The figures are very interesting but they tend to conceal the fact that the wages of many new online recruits are lower in real terms than starting salaries 20 years ago. Most importantly, the figures do not reveal that most journalists work harder than we veterans ever did in our Fleet Street days. They are more focused and more industrious.
However, this needs to be placed in context. Given the much smaller size of newspapers during the pre-computerised, pre-digital era, editorial staffing was disproportionately higher.
I'd lay odds that, the staff-per-page ratio is much lower now than before Fleet Street's post-1986 decline. There were broadsheets with no more than 24 pages, often fewer. Popular tabloids were hardly ever more than 28 pages. Scores, if not hundreds, of national newspaper journalists got away with doing very little. Some reporters rarely did more than one story a day and it was not unknown for some of them to make only one phone call on a shift.
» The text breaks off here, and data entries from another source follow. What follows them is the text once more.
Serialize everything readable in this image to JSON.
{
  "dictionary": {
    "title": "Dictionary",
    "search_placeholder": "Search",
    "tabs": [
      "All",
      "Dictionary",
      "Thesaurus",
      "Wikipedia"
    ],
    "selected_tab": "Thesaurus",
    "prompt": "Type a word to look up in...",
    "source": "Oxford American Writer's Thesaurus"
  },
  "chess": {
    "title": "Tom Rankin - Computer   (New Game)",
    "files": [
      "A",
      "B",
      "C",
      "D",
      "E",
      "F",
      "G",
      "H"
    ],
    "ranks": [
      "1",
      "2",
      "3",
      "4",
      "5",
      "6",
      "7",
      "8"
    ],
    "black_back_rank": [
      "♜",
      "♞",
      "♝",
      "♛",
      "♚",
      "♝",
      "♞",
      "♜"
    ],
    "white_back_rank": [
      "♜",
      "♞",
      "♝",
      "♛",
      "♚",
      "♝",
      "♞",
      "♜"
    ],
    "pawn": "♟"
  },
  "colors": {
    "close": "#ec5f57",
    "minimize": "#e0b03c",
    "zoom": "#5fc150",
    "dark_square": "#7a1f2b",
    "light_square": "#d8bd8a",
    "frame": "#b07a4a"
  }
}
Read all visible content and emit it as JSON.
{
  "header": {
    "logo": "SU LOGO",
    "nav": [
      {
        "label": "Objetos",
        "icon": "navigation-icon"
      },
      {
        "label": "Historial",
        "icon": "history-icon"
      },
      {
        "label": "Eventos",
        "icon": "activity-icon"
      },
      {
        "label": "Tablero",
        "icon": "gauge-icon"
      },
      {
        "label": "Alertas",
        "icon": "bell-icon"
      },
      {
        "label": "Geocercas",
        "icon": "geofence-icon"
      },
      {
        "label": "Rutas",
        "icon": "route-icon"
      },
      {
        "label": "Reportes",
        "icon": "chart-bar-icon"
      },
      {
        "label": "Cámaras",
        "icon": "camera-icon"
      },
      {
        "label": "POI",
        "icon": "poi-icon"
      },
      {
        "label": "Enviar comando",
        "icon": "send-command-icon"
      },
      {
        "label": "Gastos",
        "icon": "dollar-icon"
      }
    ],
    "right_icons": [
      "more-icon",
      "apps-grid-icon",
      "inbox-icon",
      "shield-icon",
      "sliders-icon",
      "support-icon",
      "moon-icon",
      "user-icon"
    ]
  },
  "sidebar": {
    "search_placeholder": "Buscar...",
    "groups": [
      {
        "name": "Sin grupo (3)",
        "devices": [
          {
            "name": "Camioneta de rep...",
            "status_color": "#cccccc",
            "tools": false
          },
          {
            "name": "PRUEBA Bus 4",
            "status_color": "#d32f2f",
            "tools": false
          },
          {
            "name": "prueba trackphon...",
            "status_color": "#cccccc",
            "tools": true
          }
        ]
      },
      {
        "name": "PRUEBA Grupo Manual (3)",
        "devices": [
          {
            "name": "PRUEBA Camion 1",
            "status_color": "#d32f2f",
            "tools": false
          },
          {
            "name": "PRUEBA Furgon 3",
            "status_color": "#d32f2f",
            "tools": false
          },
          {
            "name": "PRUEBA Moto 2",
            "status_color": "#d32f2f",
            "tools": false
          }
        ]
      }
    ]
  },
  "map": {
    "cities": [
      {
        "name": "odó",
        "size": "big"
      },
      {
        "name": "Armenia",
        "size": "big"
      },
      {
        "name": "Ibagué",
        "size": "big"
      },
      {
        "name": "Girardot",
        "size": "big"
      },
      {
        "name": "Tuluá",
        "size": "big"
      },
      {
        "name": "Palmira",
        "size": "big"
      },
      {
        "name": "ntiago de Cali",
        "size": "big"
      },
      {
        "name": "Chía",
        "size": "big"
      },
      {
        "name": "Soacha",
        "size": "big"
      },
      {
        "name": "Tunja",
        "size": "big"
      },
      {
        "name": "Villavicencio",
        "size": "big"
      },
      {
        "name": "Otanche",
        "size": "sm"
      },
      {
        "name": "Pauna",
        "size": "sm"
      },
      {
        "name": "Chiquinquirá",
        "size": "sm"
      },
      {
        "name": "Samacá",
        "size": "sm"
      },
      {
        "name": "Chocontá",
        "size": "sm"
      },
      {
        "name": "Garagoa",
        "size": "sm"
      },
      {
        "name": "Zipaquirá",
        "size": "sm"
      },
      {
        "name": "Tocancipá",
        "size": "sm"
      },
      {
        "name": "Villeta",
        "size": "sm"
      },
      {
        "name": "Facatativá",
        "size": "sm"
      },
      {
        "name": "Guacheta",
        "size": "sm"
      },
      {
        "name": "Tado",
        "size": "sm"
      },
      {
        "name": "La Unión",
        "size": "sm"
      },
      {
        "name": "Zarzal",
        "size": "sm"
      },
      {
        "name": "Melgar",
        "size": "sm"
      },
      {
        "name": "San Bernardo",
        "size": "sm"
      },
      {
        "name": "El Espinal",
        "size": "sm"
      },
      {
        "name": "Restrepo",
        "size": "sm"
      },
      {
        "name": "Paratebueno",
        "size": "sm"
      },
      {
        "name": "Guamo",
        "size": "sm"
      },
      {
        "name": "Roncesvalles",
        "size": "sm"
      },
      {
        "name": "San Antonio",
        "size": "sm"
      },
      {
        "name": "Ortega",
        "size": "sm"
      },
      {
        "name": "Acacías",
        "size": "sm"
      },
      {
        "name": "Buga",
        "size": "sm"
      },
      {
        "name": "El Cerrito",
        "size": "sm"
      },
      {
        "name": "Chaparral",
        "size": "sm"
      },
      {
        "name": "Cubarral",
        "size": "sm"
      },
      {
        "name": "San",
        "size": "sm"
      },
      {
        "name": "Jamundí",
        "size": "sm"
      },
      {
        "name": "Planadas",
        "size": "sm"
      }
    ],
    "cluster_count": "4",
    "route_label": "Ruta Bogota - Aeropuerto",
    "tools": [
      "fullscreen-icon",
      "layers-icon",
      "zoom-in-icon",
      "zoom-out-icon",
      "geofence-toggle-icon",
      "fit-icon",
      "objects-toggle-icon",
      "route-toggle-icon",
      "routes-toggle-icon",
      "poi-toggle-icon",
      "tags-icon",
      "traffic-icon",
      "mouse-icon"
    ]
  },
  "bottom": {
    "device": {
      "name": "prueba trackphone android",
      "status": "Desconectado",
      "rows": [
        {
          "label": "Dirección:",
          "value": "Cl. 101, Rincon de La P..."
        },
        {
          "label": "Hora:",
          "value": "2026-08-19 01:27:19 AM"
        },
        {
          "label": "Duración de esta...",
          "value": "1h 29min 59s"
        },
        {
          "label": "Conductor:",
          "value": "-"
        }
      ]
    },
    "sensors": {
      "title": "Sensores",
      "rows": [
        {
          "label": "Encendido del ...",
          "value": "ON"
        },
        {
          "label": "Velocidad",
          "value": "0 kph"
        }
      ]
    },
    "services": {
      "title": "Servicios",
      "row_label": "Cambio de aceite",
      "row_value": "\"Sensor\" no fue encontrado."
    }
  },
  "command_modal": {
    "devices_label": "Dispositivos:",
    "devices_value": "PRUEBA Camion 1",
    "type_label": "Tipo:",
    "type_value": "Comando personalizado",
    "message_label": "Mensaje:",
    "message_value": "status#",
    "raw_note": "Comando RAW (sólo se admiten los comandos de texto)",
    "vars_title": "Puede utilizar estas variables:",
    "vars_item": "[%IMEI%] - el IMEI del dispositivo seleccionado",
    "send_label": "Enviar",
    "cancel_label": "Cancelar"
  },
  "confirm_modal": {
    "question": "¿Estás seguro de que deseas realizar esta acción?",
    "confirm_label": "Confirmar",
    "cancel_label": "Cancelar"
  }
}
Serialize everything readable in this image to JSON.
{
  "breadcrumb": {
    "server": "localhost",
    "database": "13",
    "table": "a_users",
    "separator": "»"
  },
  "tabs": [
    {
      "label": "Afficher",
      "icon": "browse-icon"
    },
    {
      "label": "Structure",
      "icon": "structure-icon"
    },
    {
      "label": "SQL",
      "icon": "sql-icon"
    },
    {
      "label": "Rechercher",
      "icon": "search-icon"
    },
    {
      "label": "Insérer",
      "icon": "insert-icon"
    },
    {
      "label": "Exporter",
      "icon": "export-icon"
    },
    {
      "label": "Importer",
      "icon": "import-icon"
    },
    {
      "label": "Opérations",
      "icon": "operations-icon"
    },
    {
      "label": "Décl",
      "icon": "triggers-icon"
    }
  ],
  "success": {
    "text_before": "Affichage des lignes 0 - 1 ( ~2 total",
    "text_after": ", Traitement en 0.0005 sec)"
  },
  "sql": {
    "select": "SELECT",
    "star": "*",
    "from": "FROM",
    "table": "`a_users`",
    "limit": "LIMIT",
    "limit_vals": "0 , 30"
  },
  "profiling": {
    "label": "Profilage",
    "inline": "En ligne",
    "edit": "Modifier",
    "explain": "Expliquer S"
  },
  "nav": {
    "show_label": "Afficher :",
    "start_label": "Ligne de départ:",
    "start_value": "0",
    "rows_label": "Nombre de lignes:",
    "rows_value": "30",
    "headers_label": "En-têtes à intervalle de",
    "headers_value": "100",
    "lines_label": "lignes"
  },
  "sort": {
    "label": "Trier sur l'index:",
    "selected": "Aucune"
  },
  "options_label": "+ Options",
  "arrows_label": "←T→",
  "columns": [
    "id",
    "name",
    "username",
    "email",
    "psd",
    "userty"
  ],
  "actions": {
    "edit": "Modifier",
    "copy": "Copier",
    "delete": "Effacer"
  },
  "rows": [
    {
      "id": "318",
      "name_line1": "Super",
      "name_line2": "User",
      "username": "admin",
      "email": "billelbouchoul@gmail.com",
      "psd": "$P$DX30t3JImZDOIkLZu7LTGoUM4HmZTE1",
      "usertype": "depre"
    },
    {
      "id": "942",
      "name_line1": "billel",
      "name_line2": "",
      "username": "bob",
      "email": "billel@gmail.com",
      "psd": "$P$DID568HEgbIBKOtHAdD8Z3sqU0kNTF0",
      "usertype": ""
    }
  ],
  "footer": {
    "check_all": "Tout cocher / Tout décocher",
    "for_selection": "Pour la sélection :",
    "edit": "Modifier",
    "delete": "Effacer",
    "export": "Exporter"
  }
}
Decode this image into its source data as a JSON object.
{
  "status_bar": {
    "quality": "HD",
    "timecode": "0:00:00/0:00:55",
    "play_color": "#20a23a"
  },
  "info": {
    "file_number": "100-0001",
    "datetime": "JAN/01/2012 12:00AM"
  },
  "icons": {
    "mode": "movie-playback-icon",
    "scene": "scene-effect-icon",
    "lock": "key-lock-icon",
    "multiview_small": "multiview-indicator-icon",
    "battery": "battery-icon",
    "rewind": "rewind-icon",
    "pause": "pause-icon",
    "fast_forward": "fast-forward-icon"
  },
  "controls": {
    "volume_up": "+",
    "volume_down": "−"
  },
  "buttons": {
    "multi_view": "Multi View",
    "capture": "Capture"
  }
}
Some sub-editors touched only a couple of stories a night. Some papers had feature writers on their staffs who went months without getting a piece into the paper.
Reminiscences of such capers, along with expenses fiddles and heroic drinking exploits, are still retold with relish on a website, gentlemenranters.com, that proudly calls itself "the last pub in Fleet Street". Though the stories are undeniably fun to read they do contribute to the general misconception about the old days.
It means that there are now two contradictory types of nostalgic Fleet Street narrative. One is wholly positive and concentrates on the relaxed regimes, the bonhomie, the expense account lifestyles and celebrates the culture of drinking. The other, wholly negative, concentrates on over-manning, laziness, profligacy and decries the culture of drinking.
They are both right, but only up to a point, Lord Copper. Both versions are subject to wild exaggeration. We legions of hacks did not live it up as wildly as legend would have it. Nor, in fairness, did we produce journalism of unparalleled brilliance fuelled by alcohol.
It's true that pubs did play an inordinate role in Fleet Street life. The names spring easily to mind - El Vino, the King and Keys, the Poppinjay, the Tipperary and others known exclusively by their nicknames, such as the Stab in the Back, Aunties and the Mucky Duck. Many journalists drank through the day and on into the early hours at the Press Club. Daily life was punctuated by drink. Liquid lunches were common. Old editors and young reporters got drunk on a regular basis. It was not seen as a sin, simply as a way of life.
To both the outsider, and to those newspaper insiders who were not journalists, such as advertising and management employees, it seemed as if the paper appeared by magic.
The appearance was deceptive, however. There was a work regime. Exclusive stories were broken. Investigations were carried out. Campaigns were pursued.
Many journalists worked just as hard as they played. Money flowed out and money flowed in, but profits were thin and accountability was poor. Discipline was lax.
Despite over-manning, many sub-editors and reporters on dailies also enjoyed the benefits of well-paid casual shifts on Sunday titles or on magazines. More work meant more chances to drink with pals.
Overall, the two major differences between the nationals of the past and now are the eradication of the drinking culture and the improved productivity of the journalists. Oh yes, and most journalists' livers are definitely in better shape.